Ever since I was about 15 years old, photography is a serious hobby of mine. From the beginning I studied and experimented with things as composition, shutterspeed, diaphram, focus length, lighting valuues and depth of field. My first camera was a Canon EF (one of the first with an automatic diaphram) for wich I had to save working as a paperboy for months.
S.C.U.B.A diving is something I do since 1990. I took my first courses with Derek Chircop and Raymond Ciancio in Malta (in those days Derek's Scuba School) and now I am a C.M.A.S. 3* diver. So far I have made over 1000 dives. I started underwater photography in about 1992. Of course then still using analog 35mm film technology (Canon EOS 650RT in an Ikelite housing) because digital photography didn't really exist yet in those days (or in such low resolutions at such high prices that it wasn't worthwhile). The Canon + Ikelite for me eventually was not the ideal combination and I went looking for an alternative. At first I thought to have found it with a Nikon F3 and then a Nikon F4 camera, because of the exchangable large sport viewfinder. Unfortunately after I bought the camera, for a long time I lacked the means to acquire a suitable underwater set. I had my mind set on an Aquavision (later Aquatica) housing, which I eventually bought second hand on the internet. Althought I hardly ever used this combination afterwards, in 2006 I eventually left the analogue era behind me. The Nikon F4 with Aquatica housing are now a "curiosity" in a closet, along with some other vintage photographic equipment.

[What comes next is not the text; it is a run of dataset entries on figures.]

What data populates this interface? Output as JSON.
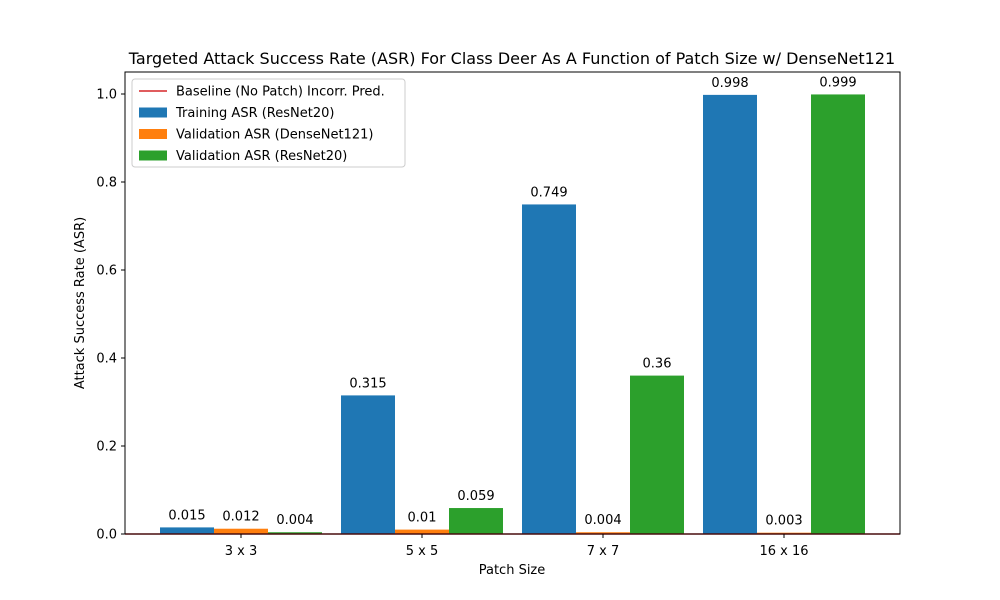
{
  "chart_data": {
    "type": "bar",
    "title": "Targeted Attack Success Rate (ASR) For Class Deer As A Function of Patch Size w/ DenseNet121",
    "xlabel": "Patch Size",
    "ylabel": "Attack Success Rate (ASR)",
    "categories": [
      "3 x 3",
      "5 x 5",
      "7 x 7",
      "16 x 16"
    ],
    "ylim": [
      0,
      1.05
    ],
    "yticks": [
      0.0,
      0.2,
      0.4,
      0.6,
      0.8,
      1.0
    ],
    "ytick_labels": [
      "0.0",
      "0.2",
      "0.4",
      "0.6",
      "0.8",
      "1.0"
    ],
    "legend_position": "top-left",
    "grid": false,
    "baseline": {
      "name": "Baseline (No Patch) Incorr. Pred.",
      "value": 0.0,
      "color": "#d62728"
    },
    "series": [
      {
        "name": "Training ASR (ResNet20)",
        "color": "#1f77b4",
        "values": [
          0.015,
          0.315,
          0.749,
          0.998
        ],
        "labels": [
          "0.015",
          "0.315",
          "0.749",
          "0.998"
        ]
      },
      {
        "name": "Validation ASR (DenseNet121)",
        "color": "#ff7f0e",
        "values": [
          0.012,
          0.01,
          0.004,
          0.003
        ],
        "labels": [
          "0.012",
          "0.01",
          "0.004",
          "0.003"
        ]
      },
      {
        "name": "Validation ASR (ResNet20)",
        "color": "#2ca02c",
        "values": [
          0.004,
          0.059,
          0.36,
          0.999
        ],
        "labels": [
          "0.004",
          "0.059",
          "0.36",
          "0.999"
        ]
      }
    ]
  }
}
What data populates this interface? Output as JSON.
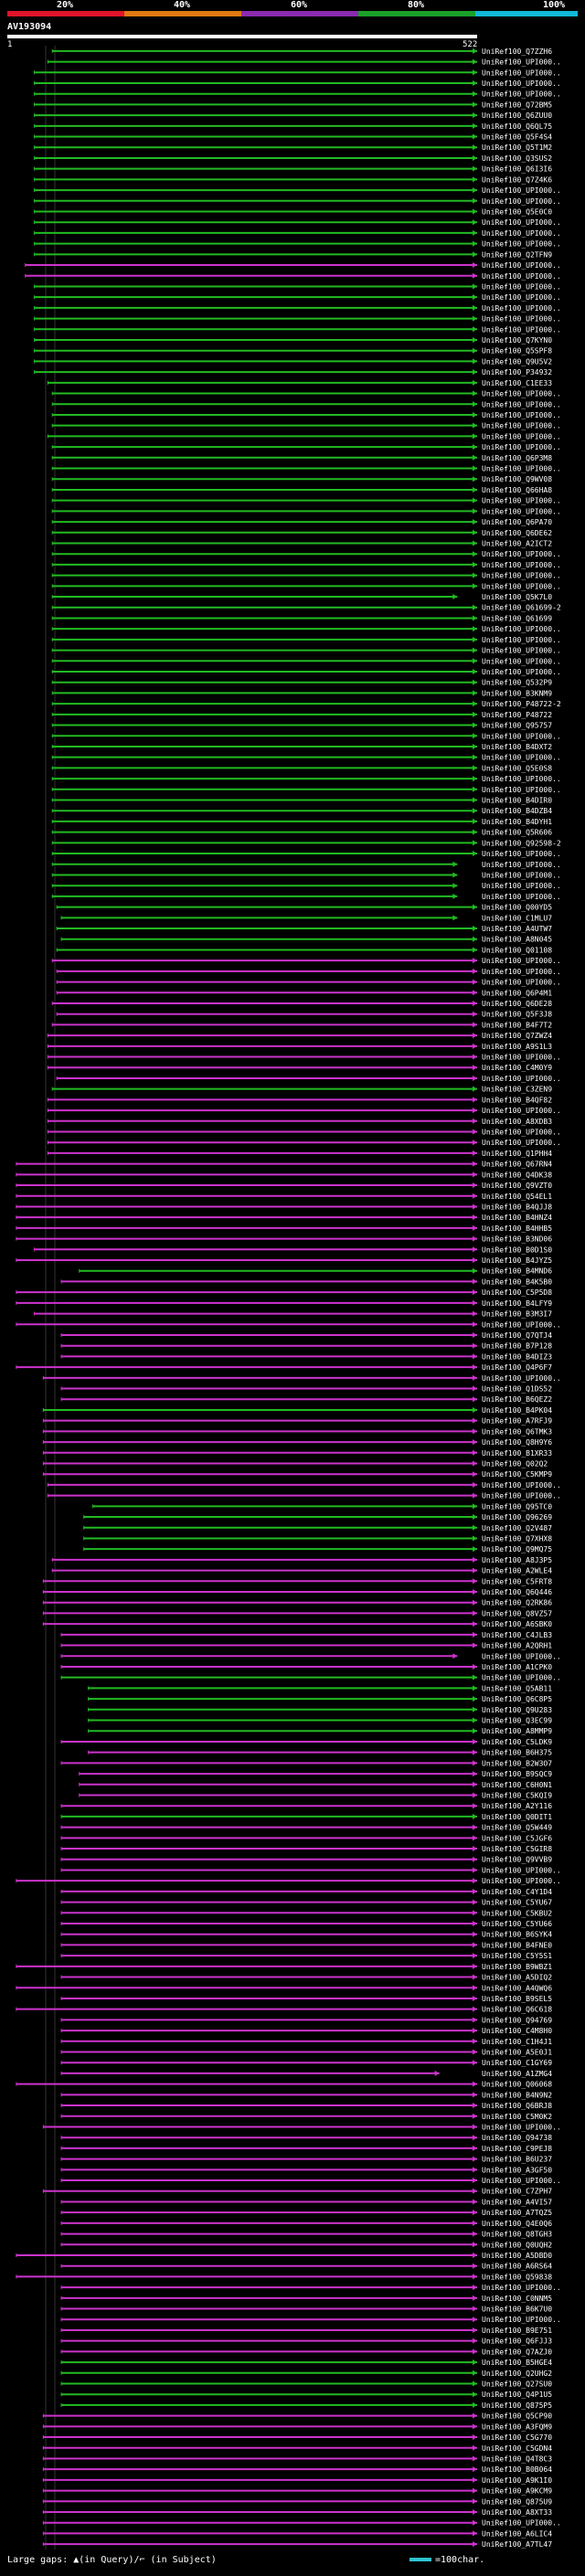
{
  "legend": {
    "ticks": [
      "20%",
      "40%",
      "60%",
      "80%",
      "100%"
    ],
    "colors": [
      "#e0142a",
      "#e07a12",
      "#8a2bb0",
      "#1aa12a",
      "#11b8d8"
    ]
  },
  "query": {
    "title": "AV193094",
    "start_label": "1",
    "end_label": "522"
  },
  "footer": {
    "large_gaps_label": "Large gaps: ▲(in Query)/⌐ (in Subject)",
    "scale_label": "=100char."
  },
  "chart_data": {
    "type": "alignment",
    "query_length": 522,
    "colors": {
      "green": "#22bb22",
      "magenta": "#cc33cc",
      "query_bar": "#ffffff"
    },
    "hits": [
      [
        "UniRef100_Q7ZZH6",
        50,
        522,
        "g"
      ],
      [
        "UniRef100_UPI000..",
        45,
        522,
        "g"
      ],
      [
        "UniRef100_UPI000..",
        30,
        522,
        "g"
      ],
      [
        "UniRef100_UPI000..",
        30,
        522,
        "g"
      ],
      [
        "UniRef100_UPI000..",
        30,
        522,
        "g"
      ],
      [
        "UniRef100_Q72BM5",
        30,
        522,
        "g"
      ],
      [
        "UniRef100_Q6ZUU0",
        30,
        522,
        "g"
      ],
      [
        "UniRef100_Q6QL75",
        30,
        522,
        "g"
      ],
      [
        "UniRef100_Q5F4S4",
        30,
        522,
        "g"
      ],
      [
        "UniRef100_Q5T1M2",
        30,
        522,
        "g"
      ],
      [
        "UniRef100_Q3SUS2",
        30,
        522,
        "g"
      ],
      [
        "UniRef100_Q6I3I6",
        30,
        522,
        "g"
      ],
      [
        "UniRef100_Q7Z4K6",
        30,
        522,
        "g"
      ],
      [
        "UniRef100_UPI000..",
        30,
        522,
        "g"
      ],
      [
        "UniRef100_UPI000..",
        30,
        522,
        "g"
      ],
      [
        "UniRef100_Q5E0C0",
        30,
        522,
        "g"
      ],
      [
        "UniRef100_UPI000..",
        30,
        522,
        "g"
      ],
      [
        "UniRef100_UPI000..",
        30,
        522,
        "g"
      ],
      [
        "UniRef100_UPI000..",
        30,
        522,
        "g"
      ],
      [
        "UniRef100_Q2TFN9",
        30,
        522,
        "g"
      ],
      [
        "UniRef100_UPI000..",
        20,
        522,
        "m"
      ],
      [
        "UniRef100_UPI000..",
        20,
        522,
        "m"
      ],
      [
        "UniRef100_UPI000..",
        30,
        522,
        "g"
      ],
      [
        "UniRef100_UPI000..",
        30,
        522,
        "g"
      ],
      [
        "UniRef100_UPI000..",
        30,
        522,
        "g"
      ],
      [
        "UniRef100_UPI000..",
        30,
        522,
        "g"
      ],
      [
        "UniRef100_UPI000..",
        30,
        522,
        "g"
      ],
      [
        "UniRef100_Q7KYN0",
        30,
        522,
        "g"
      ],
      [
        "UniRef100_Q5SPF8",
        30,
        522,
        "g"
      ],
      [
        "UniRef100_Q9U5V2",
        30,
        522,
        "g"
      ],
      [
        "UniRef100_P34932",
        30,
        522,
        "g"
      ],
      [
        "UniRef100_C1EE33",
        45,
        522,
        "g"
      ],
      [
        "UniRef100_UPI000..",
        50,
        522,
        "g"
      ],
      [
        "UniRef100_UPI000..",
        50,
        522,
        "g"
      ],
      [
        "UniRef100_UPI000..",
        50,
        522,
        "g"
      ],
      [
        "UniRef100_UPI000..",
        50,
        522,
        "g"
      ],
      [
        "UniRef100_UPI000..",
        45,
        522,
        "g"
      ],
      [
        "UniRef100_UPI000..",
        50,
        522,
        "g"
      ],
      [
        "UniRef100_Q6P3M8",
        50,
        522,
        "g"
      ],
      [
        "UniRef100_UPI000..",
        50,
        522,
        "g"
      ],
      [
        "UniRef100_Q9WV08",
        50,
        522,
        "g"
      ],
      [
        "UniRef100_Q66HA8",
        50,
        522,
        "g"
      ],
      [
        "UniRef100_UPI000..",
        50,
        522,
        "g"
      ],
      [
        "UniRef100_UPI000..",
        50,
        522,
        "g"
      ],
      [
        "UniRef100_Q6PA70",
        50,
        522,
        "g"
      ],
      [
        "UniRef100_Q6DE62",
        50,
        522,
        "g"
      ],
      [
        "UniRef100_A2ICT2",
        50,
        522,
        "g"
      ],
      [
        "UniRef100_UPI000..",
        50,
        522,
        "g"
      ],
      [
        "UniRef100_UPI000..",
        50,
        522,
        "g"
      ],
      [
        "UniRef100_UPI000..",
        50,
        522,
        "g"
      ],
      [
        "UniRef100_UPI000..",
        50,
        522,
        "g"
      ],
      [
        "UniRef100_Q5K7L0",
        50,
        500,
        "g"
      ],
      [
        "UniRef100_Q61699-2",
        50,
        522,
        "g"
      ],
      [
        "UniRef100_Q61699",
        50,
        522,
        "g"
      ],
      [
        "UniRef100_UPI000..",
        50,
        522,
        "g"
      ],
      [
        "UniRef100_UPI000..",
        50,
        522,
        "g"
      ],
      [
        "UniRef100_UPI000..",
        50,
        522,
        "g"
      ],
      [
        "UniRef100_UPI000..",
        50,
        522,
        "g"
      ],
      [
        "UniRef100_UPI000..",
        50,
        522,
        "g"
      ],
      [
        "UniRef100_Q532P9",
        50,
        522,
        "g"
      ],
      [
        "UniRef100_B3KNM9",
        50,
        522,
        "g"
      ],
      [
        "UniRef100_P48722-2",
        50,
        522,
        "g"
      ],
      [
        "UniRef100_P48722",
        50,
        522,
        "g"
      ],
      [
        "UniRef100_Q95757",
        50,
        522,
        "g"
      ],
      [
        "UniRef100_UPI000..",
        50,
        522,
        "g"
      ],
      [
        "UniRef100_B4DXT2",
        50,
        522,
        "g"
      ],
      [
        "UniRef100_UPI000..",
        50,
        522,
        "g"
      ],
      [
        "UniRef100_Q5E0S8",
        50,
        522,
        "g"
      ],
      [
        "UniRef100_UPI000..",
        50,
        522,
        "g"
      ],
      [
        "UniRef100_UPI000..",
        50,
        522,
        "g"
      ],
      [
        "UniRef100_B4DIR0",
        50,
        522,
        "g"
      ],
      [
        "UniRef100_B4DZB4",
        50,
        522,
        "g"
      ],
      [
        "UniRef100_B4DYH1",
        50,
        522,
        "g"
      ],
      [
        "UniRef100_Q5R606",
        50,
        522,
        "g"
      ],
      [
        "UniRef100_Q92598-2",
        50,
        522,
        "g"
      ],
      [
        "UniRef100_UPI000..",
        50,
        522,
        "g"
      ],
      [
        "UniRef100_UPI000..",
        50,
        500,
        "g"
      ],
      [
        "UniRef100_UPI000..",
        50,
        500,
        "g"
      ],
      [
        "UniRef100_UPI000..",
        50,
        500,
        "g"
      ],
      [
        "UniRef100_UPI000..",
        50,
        500,
        "g"
      ],
      [
        "UniRef100_Q00YD5",
        55,
        522,
        "g"
      ],
      [
        "UniRef100_C1MLU7",
        60,
        500,
        "g"
      ],
      [
        "UniRef100_A4UTW7",
        55,
        522,
        "g"
      ],
      [
        "UniRef100_A8N045",
        60,
        522,
        "g"
      ],
      [
        "UniRef100_Q01108",
        55,
        522,
        "g"
      ],
      [
        "UniRef100_UPI000..",
        50,
        522,
        "m"
      ],
      [
        "UniRef100_UPI000..",
        55,
        522,
        "m"
      ],
      [
        "UniRef100_UPI000..",
        55,
        522,
        "m"
      ],
      [
        "UniRef100_Q6P4M1",
        55,
        522,
        "m"
      ],
      [
        "UniRef100_Q6DE28",
        50,
        522,
        "m"
      ],
      [
        "UniRef100_Q5F3J8",
        55,
        522,
        "m"
      ],
      [
        "UniRef100_B4F7T2",
        50,
        522,
        "m"
      ],
      [
        "UniRef100_Q7ZWZ4",
        45,
        522,
        "m"
      ],
      [
        "UniRef100_A9S1L3",
        45,
        522,
        "m"
      ],
      [
        "UniRef100_UPI000..",
        45,
        522,
        "m"
      ],
      [
        "UniRef100_C4M0Y9",
        45,
        522,
        "m"
      ],
      [
        "UniRef100_UPI000..",
        55,
        522,
        "m"
      ],
      [
        "UniRef100_C3ZEN9",
        50,
        522,
        "g"
      ],
      [
        "UniRef100_B4QF82",
        45,
        522,
        "m"
      ],
      [
        "UniRef100_UPI000..",
        45,
        522,
        "m"
      ],
      [
        "UniRef100_A8XDB3",
        45,
        522,
        "m"
      ],
      [
        "UniRef100_UPI000..",
        45,
        522,
        "m"
      ],
      [
        "UniRef100_UPI000..",
        45,
        522,
        "m"
      ],
      [
        "UniRef100_Q1PHH4",
        45,
        522,
        "m"
      ],
      [
        "UniRef100_Q67RN4",
        10,
        522,
        "m"
      ],
      [
        "UniRef100_Q4DK38",
        10,
        522,
        "m"
      ],
      [
        "UniRef100_Q9VZT0",
        10,
        522,
        "m"
      ],
      [
        "UniRef100_Q54EL1",
        10,
        522,
        "m"
      ],
      [
        "UniRef100_B4QJJ8",
        10,
        522,
        "m"
      ],
      [
        "UniRef100_B4HNZ4",
        10,
        522,
        "m"
      ],
      [
        "UniRef100_B4HHB5",
        10,
        522,
        "m"
      ],
      [
        "UniRef100_B3ND06",
        10,
        522,
        "m"
      ],
      [
        "UniRef100_B0D1S0",
        30,
        522,
        "m"
      ],
      [
        "UniRef100_B4JYZ5",
        10,
        522,
        "m"
      ],
      [
        "UniRef100_B4MND6",
        80,
        522,
        "g"
      ],
      [
        "UniRef100_B4K5B0",
        60,
        522,
        "m"
      ],
      [
        "UniRef100_C5P5D8",
        10,
        522,
        "m"
      ],
      [
        "UniRef100_B4LFY9",
        10,
        522,
        "m"
      ],
      [
        "UniRef100_B3M3I7",
        30,
        522,
        "m"
      ],
      [
        "UniRef100_UPI000..",
        10,
        522,
        "m"
      ],
      [
        "UniRef100_Q7QTJ4",
        60,
        522,
        "m"
      ],
      [
        "UniRef100_B7P128",
        60,
        522,
        "m"
      ],
      [
        "UniRef100_B4DIZ3",
        60,
        522,
        "m"
      ],
      [
        "UniRef100_Q4P6F7",
        10,
        522,
        "m"
      ],
      [
        "UniRef100_UPI000..",
        40,
        522,
        "m"
      ],
      [
        "UniRef100_Q1DS52",
        60,
        522,
        "m"
      ],
      [
        "UniRef100_B6QEZ2",
        60,
        522,
        "m"
      ],
      [
        "UniRef100_B4PK04",
        40,
        522,
        "g"
      ],
      [
        "UniRef100_A7RFJ9",
        40,
        522,
        "m"
      ],
      [
        "UniRef100_Q6TMK3",
        40,
        522,
        "m"
      ],
      [
        "UniRef100_Q8H9Y6",
        40,
        522,
        "m"
      ],
      [
        "UniRef100_B1XR33",
        40,
        522,
        "m"
      ],
      [
        "UniRef100_Q02Q2",
        40,
        522,
        "m"
      ],
      [
        "UniRef100_C5KMP9",
        40,
        522,
        "m"
      ],
      [
        "UniRef100_UPI000..",
        45,
        522,
        "m"
      ],
      [
        "UniRef100_UPI000..",
        45,
        522,
        "m"
      ],
      [
        "UniRef100_Q95TC0",
        95,
        522,
        "g"
      ],
      [
        "UniRef100_Q96269",
        85,
        522,
        "g"
      ],
      [
        "UniRef100_Q2V487",
        85,
        522,
        "g"
      ],
      [
        "UniRef100_Q7XHX8",
        85,
        522,
        "g"
      ],
      [
        "UniRef100_Q9MQ75",
        85,
        522,
        "g"
      ],
      [
        "UniRef100_A8J3P5",
        50,
        522,
        "m"
      ],
      [
        "UniRef100_A2WLE4",
        50,
        522,
        "m"
      ],
      [
        "UniRef100_C5FRT8",
        40,
        522,
        "m"
      ],
      [
        "UniRef100_Q6Q446",
        40,
        522,
        "m"
      ],
      [
        "UniRef100_Q2RK86",
        40,
        522,
        "m"
      ],
      [
        "UniRef100_Q8VZ57",
        40,
        522,
        "m"
      ],
      [
        "UniRef100_A6SBK0",
        40,
        522,
        "m"
      ],
      [
        "UniRef100_C4JLB3",
        60,
        522,
        "m"
      ],
      [
        "UniRef100_A2QRH1",
        60,
        522,
        "m"
      ],
      [
        "UniRef100_UPI000..",
        60,
        500,
        "m"
      ],
      [
        "UniRef100_A1CPK0",
        60,
        522,
        "m"
      ],
      [
        "UniRef100_UPI000..",
        60,
        522,
        "g"
      ],
      [
        "UniRef100_Q5AB11",
        90,
        522,
        "g"
      ],
      [
        "UniRef100_Q6C8P5",
        90,
        522,
        "g"
      ],
      [
        "UniRef100_Q9U283",
        90,
        522,
        "g"
      ],
      [
        "UniRef100_Q3EC99",
        90,
        522,
        "g"
      ],
      [
        "UniRef100_A8MMP9",
        90,
        522,
        "g"
      ],
      [
        "UniRef100_C5LDK9",
        60,
        522,
        "m"
      ],
      [
        "UniRef100_B6H375",
        90,
        522,
        "m"
      ],
      [
        "UniRef100_B2W3O7",
        60,
        522,
        "m"
      ],
      [
        "UniRef100_B9SQC9",
        80,
        522,
        "m"
      ],
      [
        "UniRef100_C6H0N1",
        80,
        522,
        "m"
      ],
      [
        "UniRef100_C5KQI9",
        80,
        522,
        "m"
      ],
      [
        "UniRef100_A2Y116",
        60,
        522,
        "m"
      ],
      [
        "UniRef100_Q0DIT1",
        60,
        522,
        "g"
      ],
      [
        "UniRef100_Q5W449",
        60,
        522,
        "m"
      ],
      [
        "UniRef100_C5JGF6",
        60,
        522,
        "m"
      ],
      [
        "UniRef100_C5GIR8",
        60,
        522,
        "m"
      ],
      [
        "UniRef100_Q9VVB9",
        60,
        522,
        "m"
      ],
      [
        "UniRef100_UPI000..",
        60,
        522,
        "m"
      ],
      [
        "UniRef100_UPI000..",
        10,
        522,
        "m"
      ],
      [
        "UniRef100_C4Y1D4",
        60,
        522,
        "m"
      ],
      [
        "UniRef100_C5YU67",
        60,
        522,
        "m"
      ],
      [
        "UniRef100_C5KBU2",
        60,
        522,
        "m"
      ],
      [
        "UniRef100_C5YU66",
        60,
        522,
        "m"
      ],
      [
        "UniRef100_B6SYK4",
        60,
        522,
        "m"
      ],
      [
        "UniRef100_B4FNE0",
        60,
        522,
        "m"
      ],
      [
        "UniRef100_C5Y5S1",
        60,
        522,
        "m"
      ],
      [
        "UniRef100_B9WBZ1",
        10,
        522,
        "m"
      ],
      [
        "UniRef100_A5DIQ2",
        60,
        522,
        "m"
      ],
      [
        "UniRef100_A4QWQ6",
        10,
        522,
        "m"
      ],
      [
        "UniRef100_B9SEL5",
        60,
        522,
        "m"
      ],
      [
        "UniRef100_Q6C618",
        10,
        522,
        "m"
      ],
      [
        "UniRef100_Q94769",
        60,
        522,
        "m"
      ],
      [
        "UniRef100_C4M8H0",
        60,
        522,
        "m"
      ],
      [
        "UniRef100_C1H4J1",
        60,
        522,
        "m"
      ],
      [
        "UniRef100_A5E0J1",
        60,
        522,
        "m"
      ],
      [
        "UniRef100_C1GY69",
        60,
        522,
        "m"
      ],
      [
        "UniRef100_A1ZMG4",
        60,
        480,
        "m"
      ],
      [
        "UniRef100_Q06068",
        10,
        522,
        "m"
      ],
      [
        "UniRef100_B4N9N2",
        60,
        522,
        "m"
      ],
      [
        "UniRef100_Q6BRJ8",
        60,
        522,
        "m"
      ],
      [
        "UniRef100_C5M0K2",
        60,
        522,
        "m"
      ],
      [
        "UniRef100_UPI000..",
        40,
        522,
        "m"
      ],
      [
        "UniRef100_Q94738",
        60,
        522,
        "m"
      ],
      [
        "UniRef100_C9PEJ8",
        60,
        522,
        "m"
      ],
      [
        "UniRef100_B6U237",
        60,
        522,
        "m"
      ],
      [
        "UniRef100_A3GF50",
        60,
        522,
        "m"
      ],
      [
        "UniRef100_UPI000..",
        60,
        522,
        "m"
      ],
      [
        "UniRef100_C7ZPH7",
        40,
        522,
        "m"
      ],
      [
        "UniRef100_A4VI57",
        60,
        522,
        "m"
      ],
      [
        "UniRef100_A7TQZ5",
        60,
        522,
        "m"
      ],
      [
        "UniRef100_Q4E0Q6",
        60,
        522,
        "m"
      ],
      [
        "UniRef100_Q8TGH3",
        60,
        522,
        "m"
      ],
      [
        "UniRef100_Q0UQH2",
        60,
        522,
        "m"
      ],
      [
        "UniRef100_A5DBD0",
        10,
        522,
        "m"
      ],
      [
        "UniRef100_A6RS64",
        60,
        522,
        "m"
      ],
      [
        "UniRef100_Q59838",
        10,
        522,
        "m"
      ],
      [
        "UniRef100_UPI000..",
        60,
        522,
        "m"
      ],
      [
        "UniRef100_C0NNM5",
        60,
        522,
        "m"
      ],
      [
        "UniRef100_B6K7U0",
        60,
        522,
        "m"
      ],
      [
        "UniRef100_UPI000..",
        60,
        522,
        "m"
      ],
      [
        "UniRef100_B9E751",
        60,
        522,
        "m"
      ],
      [
        "UniRef100_Q6FJJ3",
        60,
        522,
        "m"
      ],
      [
        "UniRef100_Q7AZJ0",
        60,
        522,
        "m"
      ],
      [
        "UniRef100_B5HGE4",
        60,
        522,
        "g"
      ],
      [
        "UniRef100_Q2UHG2",
        60,
        522,
        "g"
      ],
      [
        "UniRef100_Q27SU0",
        60,
        522,
        "g"
      ],
      [
        "UniRef100_Q4P1U5",
        60,
        522,
        "g"
      ],
      [
        "UniRef100_Q875P5",
        60,
        522,
        "g"
      ],
      [
        "UniRef100_Q5CP90",
        40,
        522,
        "m"
      ],
      [
        "UniRef100_A3FQM9",
        40,
        522,
        "m"
      ],
      [
        "UniRef100_C5G770",
        40,
        522,
        "m"
      ],
      [
        "UniRef100_C5GDN4",
        40,
        522,
        "m"
      ],
      [
        "UniRef100_Q4T8C3",
        40,
        522,
        "m"
      ],
      [
        "UniRef100_B0B064",
        40,
        522,
        "m"
      ],
      [
        "UniRef100_A9K1I0",
        40,
        522,
        "m"
      ],
      [
        "UniRef100_A9KCM9",
        40,
        522,
        "m"
      ],
      [
        "UniRef100_Q875U9",
        40,
        522,
        "m"
      ],
      [
        "UniRef100_A8XT33",
        40,
        522,
        "m"
      ],
      [
        "UniRef100_UPI000..",
        40,
        522,
        "m"
      ],
      [
        "UniRef100_A6LIC4",
        40,
        522,
        "m"
      ],
      [
        "UniRef100_A7TL47",
        40,
        522,
        "m"
      ]
    ]
  }
}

Now I use a Nikon D200 digital SLR camera for which in 2008 I bought a Hugyfot housing. In april 2010 I got an Inon Z240 flash which I replaced by two Ikelite DS161 Movie flashes which, other than the Inon Z240 in combination with the D200 in a Hugyfot housing also work well in TTL mode. Apart from that the Ikelite flash guns are somewhat more powerful than the Inon. The lenses I use underwater are a Nikon 60mm micro, a Nikon 10.5mm fish eye and my latest asset: the Nikon 16-85mm zoom. I still find the quality of slides for projecion still better than the digital snapshots, but eventually I fell for the incredibly fast and economic way of photographing on a digital medium. Besides that full films underwater (perhaps the greatest frustration of analog photography) are in the past, using a 16Gb SD card and you can evaluate your result immediately (even during the dive), which is an enormous advantage. The first pictures with my Nikon D200 I made in april 2008 in Bonaire (Carribean). "De Groene Heuvels" in Bergharen (NL), Grevelingen (NL), La Gombe (Esneux, Belgium) and Hamata (Egypt) supplied the next subjects and I am still amazed by the beauty I find in every dive.